В тот день, когда я впервые увидел этот шкаф, я мгновенно уверился - он будет со мной до конца моей длинной жизни, уходящей в моих в мыслях вдаль, наподобие железнодорожных путей в открытом поле... Но, увы!.. Теперь этот шкаф, одного взгляда на который бывало достаточно, чтобы мое сердце сжималось от нежности и теплоты, стоял, плотно стиснув дверцы, отрешившись от меня...
Сомнений не было: это было не какое-то недоразумение, не минутная прихоть, не каприз. Он просто перестал меня любить. Впрочем - чур! - сказал я себе. Такого быть не может. Не могут от тебя отвернуться просто так, ни с того ни с сего. Что-то, видимо, давно копилось в нем, неприязнь исподволь росла. Что-то я делал такое, сам, очевидно, не ведая, отчего медленно сжимались дверцы, понемногу перекашивались полки, скрипели в раздражении стояки и перекладины. И наконец внутри совсем заклинило.
Я чувствовал: одной просьбой о прощении тут не обойдешься.

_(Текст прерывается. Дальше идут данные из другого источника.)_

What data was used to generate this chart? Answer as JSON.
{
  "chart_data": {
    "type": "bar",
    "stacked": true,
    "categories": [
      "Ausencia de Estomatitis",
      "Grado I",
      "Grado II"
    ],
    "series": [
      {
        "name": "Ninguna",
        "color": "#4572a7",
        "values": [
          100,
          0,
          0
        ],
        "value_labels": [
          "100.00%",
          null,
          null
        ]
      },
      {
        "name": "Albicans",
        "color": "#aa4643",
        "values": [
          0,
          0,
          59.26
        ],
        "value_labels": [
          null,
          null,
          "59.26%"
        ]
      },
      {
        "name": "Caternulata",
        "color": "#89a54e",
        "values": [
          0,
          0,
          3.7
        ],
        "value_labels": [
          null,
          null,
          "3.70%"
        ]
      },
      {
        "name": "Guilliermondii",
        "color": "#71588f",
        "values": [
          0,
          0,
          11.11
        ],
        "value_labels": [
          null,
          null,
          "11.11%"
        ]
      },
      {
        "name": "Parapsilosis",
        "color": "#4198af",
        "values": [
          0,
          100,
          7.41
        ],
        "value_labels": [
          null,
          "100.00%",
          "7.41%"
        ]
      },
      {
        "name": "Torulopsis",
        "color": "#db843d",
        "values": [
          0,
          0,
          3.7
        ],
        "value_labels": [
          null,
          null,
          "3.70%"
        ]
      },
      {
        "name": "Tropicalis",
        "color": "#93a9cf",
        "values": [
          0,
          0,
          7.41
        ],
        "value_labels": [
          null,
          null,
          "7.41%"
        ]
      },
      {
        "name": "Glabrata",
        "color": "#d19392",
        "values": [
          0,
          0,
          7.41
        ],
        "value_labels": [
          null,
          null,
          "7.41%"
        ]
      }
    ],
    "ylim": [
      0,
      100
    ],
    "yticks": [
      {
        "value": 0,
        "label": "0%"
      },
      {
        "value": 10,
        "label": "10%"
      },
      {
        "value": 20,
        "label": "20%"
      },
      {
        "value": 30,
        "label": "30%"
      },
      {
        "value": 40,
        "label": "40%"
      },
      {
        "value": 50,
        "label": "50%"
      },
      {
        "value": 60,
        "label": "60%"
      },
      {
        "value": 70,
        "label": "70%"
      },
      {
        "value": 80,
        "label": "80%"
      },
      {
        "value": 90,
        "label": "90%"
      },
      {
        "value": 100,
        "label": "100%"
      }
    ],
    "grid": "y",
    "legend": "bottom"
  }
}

Простым падением на колени дела не исправишь. Это был приговор всему моему поведению, всей моей неправильной, неправедной жизни.
Ну, что именно я сделал такого? Где споткнулся? О, если бы можно было вернуться во времени, перемотать пленку жизни скоростным способом и пустить ее снова замедленным ходом, останавливая кадр за кадром в подозрительных местах, исправляя изъяны, выпрямляя закладки, счищая пятна, делая такой, чтобы пришлась моему шкафу по нраву!
Я попытался подобраться к замку с масленкой. Очевидно, от того, что отсырела фанерная подкладка зеркалец, шкаф меня не замечал, смотрел поверх головы. От моих прикосновений слегка заколебался затянутый белой пеленой край неба, и мне показалось, что беднягу передернуло от отвращения. Мне было совершенно ясно, что он давал мне понять о том, что чувствует по отношению ко мне: «Глаза б на тебя не смотрели - до того опостылел».
Как тут быть! Видя, что шкаф не поддается, я в отчаянии, собрав всю волю, заставил себя перестать его любить. Сцепив зубы, решил не делать того, что само собой делается для предмета любви, к чему, быть может, шкаф попросту привык - вытирать чистым фланелевым лоскутом пыль, освежать озонной жидкостью полировку, невзначай гладить милые филенки. Он замкнулся от меня, игнорирует, хочет устранить из своей жизни? Прекрасно! Я отплачу ему той же монетой. Перестану думать о нем, займусь другими делами поважнее (хотя про себя-то я знаю, что важнее любви и дела-то нет). "У меня тоже, - сказал я себе, - есть гордость. Есть, в конце концов, собственное достоинство".
Моя тактика на первых порах приносила некоторое облегчение. Удалось сделать боль отторжения терпимой. Разум облачался в длиннополые судейские одежды, напяливал пудреный паричок и сам собой не мог налюбоваться, как ясно и просто он расставлял все по местам.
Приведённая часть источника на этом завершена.